Aurelio Prieto, natural de Llerena (Badajoz), y Conchi Fernández, de Alsasua, se conocieron en San Sebastián en septiembre de 1978. La joven pareja se casó en agosto del año siguiente. Casi toda la familia de la novia les hizo el vacío. Conchi había cometido un delito de lesa patria: enamorarse de un guardia civil. Con todo, el matrimonio lo superó. Ella cuenta que Aurelio era una persona muy alegre y, pese a la amenaza terrorista, había echado raíces en el País Vasco. No se quería ir. Tuvieron una hija en abril de 1980, el año en el que ETA llegó a la cúspide de su letalidad: 95 víctimas mortales, 73 heridos y 17 secuestros.

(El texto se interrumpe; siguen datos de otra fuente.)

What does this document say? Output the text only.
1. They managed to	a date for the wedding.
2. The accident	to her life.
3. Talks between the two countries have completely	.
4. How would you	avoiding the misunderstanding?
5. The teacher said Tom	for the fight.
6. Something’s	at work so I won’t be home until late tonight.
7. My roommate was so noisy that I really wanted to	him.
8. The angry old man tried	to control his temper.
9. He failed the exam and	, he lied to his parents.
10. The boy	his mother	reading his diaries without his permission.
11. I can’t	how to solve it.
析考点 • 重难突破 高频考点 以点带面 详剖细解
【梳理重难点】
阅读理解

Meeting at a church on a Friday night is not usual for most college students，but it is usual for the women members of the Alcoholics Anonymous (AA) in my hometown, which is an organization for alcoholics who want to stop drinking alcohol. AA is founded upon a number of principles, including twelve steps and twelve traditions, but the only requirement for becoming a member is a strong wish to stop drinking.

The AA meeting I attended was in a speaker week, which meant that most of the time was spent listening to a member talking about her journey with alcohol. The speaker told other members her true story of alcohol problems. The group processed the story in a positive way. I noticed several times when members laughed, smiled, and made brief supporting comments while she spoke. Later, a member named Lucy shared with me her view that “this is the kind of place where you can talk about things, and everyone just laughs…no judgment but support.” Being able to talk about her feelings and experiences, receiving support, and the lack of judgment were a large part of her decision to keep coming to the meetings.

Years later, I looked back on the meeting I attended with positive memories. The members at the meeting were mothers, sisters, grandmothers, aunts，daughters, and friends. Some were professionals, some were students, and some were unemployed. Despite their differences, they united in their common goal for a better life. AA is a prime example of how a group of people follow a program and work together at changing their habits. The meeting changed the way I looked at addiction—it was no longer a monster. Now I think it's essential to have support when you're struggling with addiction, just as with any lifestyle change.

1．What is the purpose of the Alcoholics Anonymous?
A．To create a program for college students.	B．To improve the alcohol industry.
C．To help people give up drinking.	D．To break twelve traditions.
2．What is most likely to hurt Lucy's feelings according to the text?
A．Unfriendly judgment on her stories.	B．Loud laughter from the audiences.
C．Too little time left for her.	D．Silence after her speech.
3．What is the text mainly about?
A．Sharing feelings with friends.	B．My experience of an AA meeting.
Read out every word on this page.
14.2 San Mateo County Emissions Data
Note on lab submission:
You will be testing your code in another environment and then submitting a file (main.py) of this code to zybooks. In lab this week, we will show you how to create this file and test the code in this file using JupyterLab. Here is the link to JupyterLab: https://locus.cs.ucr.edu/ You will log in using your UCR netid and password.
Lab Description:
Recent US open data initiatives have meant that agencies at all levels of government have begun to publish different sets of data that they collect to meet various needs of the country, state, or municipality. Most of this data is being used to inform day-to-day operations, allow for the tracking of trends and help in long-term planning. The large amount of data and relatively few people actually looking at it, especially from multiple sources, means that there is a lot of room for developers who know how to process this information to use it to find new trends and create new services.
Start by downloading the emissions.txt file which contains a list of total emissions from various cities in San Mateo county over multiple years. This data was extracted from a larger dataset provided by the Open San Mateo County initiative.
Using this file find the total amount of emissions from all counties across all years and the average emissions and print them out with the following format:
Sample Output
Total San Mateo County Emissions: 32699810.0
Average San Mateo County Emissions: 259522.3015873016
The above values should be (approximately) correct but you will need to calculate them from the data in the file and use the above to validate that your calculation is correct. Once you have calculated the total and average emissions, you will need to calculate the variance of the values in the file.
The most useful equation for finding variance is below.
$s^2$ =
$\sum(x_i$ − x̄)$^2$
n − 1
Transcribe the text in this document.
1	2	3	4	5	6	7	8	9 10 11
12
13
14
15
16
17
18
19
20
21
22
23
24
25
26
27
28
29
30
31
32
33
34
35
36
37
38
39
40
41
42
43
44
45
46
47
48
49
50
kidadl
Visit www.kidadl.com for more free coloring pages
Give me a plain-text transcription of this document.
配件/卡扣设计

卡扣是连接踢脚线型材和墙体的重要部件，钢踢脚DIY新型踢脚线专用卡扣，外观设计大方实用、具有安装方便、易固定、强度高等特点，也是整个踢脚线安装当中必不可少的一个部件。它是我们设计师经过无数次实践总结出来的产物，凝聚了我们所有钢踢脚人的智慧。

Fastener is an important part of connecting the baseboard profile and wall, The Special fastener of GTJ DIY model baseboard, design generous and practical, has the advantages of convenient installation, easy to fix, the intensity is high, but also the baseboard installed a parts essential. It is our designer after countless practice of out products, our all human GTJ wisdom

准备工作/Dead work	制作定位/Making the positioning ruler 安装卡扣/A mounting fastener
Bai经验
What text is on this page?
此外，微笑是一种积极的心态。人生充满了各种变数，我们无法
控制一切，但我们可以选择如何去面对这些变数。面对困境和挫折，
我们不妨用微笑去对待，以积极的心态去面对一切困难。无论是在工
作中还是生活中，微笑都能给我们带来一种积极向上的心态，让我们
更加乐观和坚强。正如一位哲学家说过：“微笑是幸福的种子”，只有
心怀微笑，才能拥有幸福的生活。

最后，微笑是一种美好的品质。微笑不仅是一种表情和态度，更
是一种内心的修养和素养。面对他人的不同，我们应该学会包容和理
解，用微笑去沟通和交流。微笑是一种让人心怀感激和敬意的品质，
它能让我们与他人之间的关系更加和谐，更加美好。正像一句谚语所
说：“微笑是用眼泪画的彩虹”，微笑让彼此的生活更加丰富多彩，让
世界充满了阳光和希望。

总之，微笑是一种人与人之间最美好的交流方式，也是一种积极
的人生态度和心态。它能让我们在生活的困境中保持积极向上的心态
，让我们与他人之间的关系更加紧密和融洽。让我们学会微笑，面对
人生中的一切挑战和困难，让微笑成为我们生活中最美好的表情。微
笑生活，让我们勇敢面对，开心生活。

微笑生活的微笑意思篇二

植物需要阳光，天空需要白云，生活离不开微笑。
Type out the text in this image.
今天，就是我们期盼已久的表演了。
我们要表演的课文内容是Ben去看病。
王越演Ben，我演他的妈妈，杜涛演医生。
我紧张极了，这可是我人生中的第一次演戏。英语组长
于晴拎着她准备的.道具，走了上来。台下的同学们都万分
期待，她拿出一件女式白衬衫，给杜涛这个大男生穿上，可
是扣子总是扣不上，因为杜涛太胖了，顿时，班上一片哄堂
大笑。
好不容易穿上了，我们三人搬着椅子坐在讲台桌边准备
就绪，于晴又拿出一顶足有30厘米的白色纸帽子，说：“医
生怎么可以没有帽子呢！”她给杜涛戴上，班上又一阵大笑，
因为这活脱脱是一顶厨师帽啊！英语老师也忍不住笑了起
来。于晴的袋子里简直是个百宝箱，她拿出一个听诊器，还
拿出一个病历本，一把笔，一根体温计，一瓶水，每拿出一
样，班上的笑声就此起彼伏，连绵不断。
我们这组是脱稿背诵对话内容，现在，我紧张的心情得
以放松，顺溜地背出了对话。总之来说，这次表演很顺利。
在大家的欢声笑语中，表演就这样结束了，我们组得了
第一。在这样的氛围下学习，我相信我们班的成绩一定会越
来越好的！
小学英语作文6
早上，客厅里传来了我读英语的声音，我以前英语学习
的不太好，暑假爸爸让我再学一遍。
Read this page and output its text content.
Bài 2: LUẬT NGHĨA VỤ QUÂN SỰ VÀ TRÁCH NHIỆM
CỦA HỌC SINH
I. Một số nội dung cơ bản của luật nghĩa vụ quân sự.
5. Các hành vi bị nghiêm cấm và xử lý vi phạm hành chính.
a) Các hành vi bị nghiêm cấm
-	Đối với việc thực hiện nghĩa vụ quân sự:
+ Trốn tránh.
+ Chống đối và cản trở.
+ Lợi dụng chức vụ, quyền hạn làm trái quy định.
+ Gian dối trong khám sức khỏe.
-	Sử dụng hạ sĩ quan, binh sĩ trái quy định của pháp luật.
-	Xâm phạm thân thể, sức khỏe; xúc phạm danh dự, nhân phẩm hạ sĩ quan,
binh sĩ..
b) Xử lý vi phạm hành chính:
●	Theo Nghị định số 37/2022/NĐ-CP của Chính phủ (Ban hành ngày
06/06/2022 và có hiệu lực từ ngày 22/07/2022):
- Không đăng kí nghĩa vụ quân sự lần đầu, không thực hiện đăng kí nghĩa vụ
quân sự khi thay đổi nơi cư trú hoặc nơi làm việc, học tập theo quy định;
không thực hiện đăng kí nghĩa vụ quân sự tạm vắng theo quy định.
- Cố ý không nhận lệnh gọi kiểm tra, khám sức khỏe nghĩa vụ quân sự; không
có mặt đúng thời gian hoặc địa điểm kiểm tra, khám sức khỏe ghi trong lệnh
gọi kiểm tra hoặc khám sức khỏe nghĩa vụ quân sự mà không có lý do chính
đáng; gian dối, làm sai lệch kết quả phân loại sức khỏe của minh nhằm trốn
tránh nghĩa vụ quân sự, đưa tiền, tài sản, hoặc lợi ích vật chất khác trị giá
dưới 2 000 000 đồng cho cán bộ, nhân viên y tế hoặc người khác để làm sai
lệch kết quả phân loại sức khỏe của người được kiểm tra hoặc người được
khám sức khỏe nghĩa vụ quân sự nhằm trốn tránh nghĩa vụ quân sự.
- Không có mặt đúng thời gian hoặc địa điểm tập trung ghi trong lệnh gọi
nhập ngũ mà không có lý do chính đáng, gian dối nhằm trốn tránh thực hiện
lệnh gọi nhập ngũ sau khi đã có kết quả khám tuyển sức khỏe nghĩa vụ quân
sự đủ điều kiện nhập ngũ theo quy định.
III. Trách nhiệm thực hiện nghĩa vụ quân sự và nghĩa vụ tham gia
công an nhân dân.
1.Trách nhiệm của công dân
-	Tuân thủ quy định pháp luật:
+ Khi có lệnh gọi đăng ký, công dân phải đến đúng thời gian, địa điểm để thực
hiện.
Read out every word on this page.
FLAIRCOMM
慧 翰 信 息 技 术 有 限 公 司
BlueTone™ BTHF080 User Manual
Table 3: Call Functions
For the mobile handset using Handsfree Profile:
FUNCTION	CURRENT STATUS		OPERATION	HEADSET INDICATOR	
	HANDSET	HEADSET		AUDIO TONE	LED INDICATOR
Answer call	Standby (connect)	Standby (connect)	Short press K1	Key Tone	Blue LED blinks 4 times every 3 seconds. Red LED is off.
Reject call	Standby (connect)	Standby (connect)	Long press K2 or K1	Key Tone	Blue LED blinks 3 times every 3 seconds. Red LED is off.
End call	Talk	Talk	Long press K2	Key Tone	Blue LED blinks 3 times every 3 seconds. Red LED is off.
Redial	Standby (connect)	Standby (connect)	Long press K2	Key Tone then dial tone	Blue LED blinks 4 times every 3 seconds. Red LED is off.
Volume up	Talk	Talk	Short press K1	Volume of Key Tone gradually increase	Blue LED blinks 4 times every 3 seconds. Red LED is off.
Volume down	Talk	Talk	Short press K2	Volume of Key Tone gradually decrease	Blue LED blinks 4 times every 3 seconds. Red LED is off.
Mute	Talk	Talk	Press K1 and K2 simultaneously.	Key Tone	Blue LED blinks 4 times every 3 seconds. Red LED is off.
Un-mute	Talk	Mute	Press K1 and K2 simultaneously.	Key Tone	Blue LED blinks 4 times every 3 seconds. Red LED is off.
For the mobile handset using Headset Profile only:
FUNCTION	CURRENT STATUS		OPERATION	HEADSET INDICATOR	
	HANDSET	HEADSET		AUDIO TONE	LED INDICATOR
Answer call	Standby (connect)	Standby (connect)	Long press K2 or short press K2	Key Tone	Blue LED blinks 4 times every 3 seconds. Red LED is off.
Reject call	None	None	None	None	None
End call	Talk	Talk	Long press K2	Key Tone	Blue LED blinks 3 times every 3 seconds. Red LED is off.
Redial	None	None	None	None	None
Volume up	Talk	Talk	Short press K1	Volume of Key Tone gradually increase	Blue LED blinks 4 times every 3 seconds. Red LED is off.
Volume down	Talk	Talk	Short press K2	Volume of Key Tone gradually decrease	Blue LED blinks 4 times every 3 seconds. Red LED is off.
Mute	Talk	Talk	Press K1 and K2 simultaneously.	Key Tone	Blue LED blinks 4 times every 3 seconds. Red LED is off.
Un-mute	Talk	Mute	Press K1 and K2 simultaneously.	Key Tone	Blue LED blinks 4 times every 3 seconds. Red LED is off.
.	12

Aurelio solía tomar el café en el bar que estaba enfrente de la ermita de la Virgen de Izascun (Tolosa). En ese mismo lugar, a las 12:30 de un 21 de noviembre de hace cuatro décadas, él y otro par de guardias civiles vieron a dos hombres sospechosos. Cuando les pidieron la documentación, los individuos sacaron sus armas y dispararon contra los agentes: eran integrantes de los Comandos Autónomos Anticapitalistas. Aurelio recibió una herida de bala en el pecho y se desplomó. Uno de los terroristas lo remató de un tiro en la cabeza. Al segundo guardia civil se le encasquilló la pistola. El tercero, que había sido objeto de otro atentado cinco meses antes, sufrió lesiones en el brazo derecho y rodó por el suelo para alejarse. Consiguió montar su arma con la mano izquierda y hacer fuego, asustando a los dos pistoleros, que se dieron a la fuga. Quedó herido grave, pero sobrevivió.

Aurelio tenía 23 años cuando lo mataron. Su viuda, Conchi, tres menos. La subieron en el mismo avión de carga que transportaba el féretro de su marido. Llevaba en el regazo a su hija de seis meses y a su lado, a su hermana, que lo dejó todo por ella. Las tres se trasladaron a Mérida. Y tuvieron que empezar de cero.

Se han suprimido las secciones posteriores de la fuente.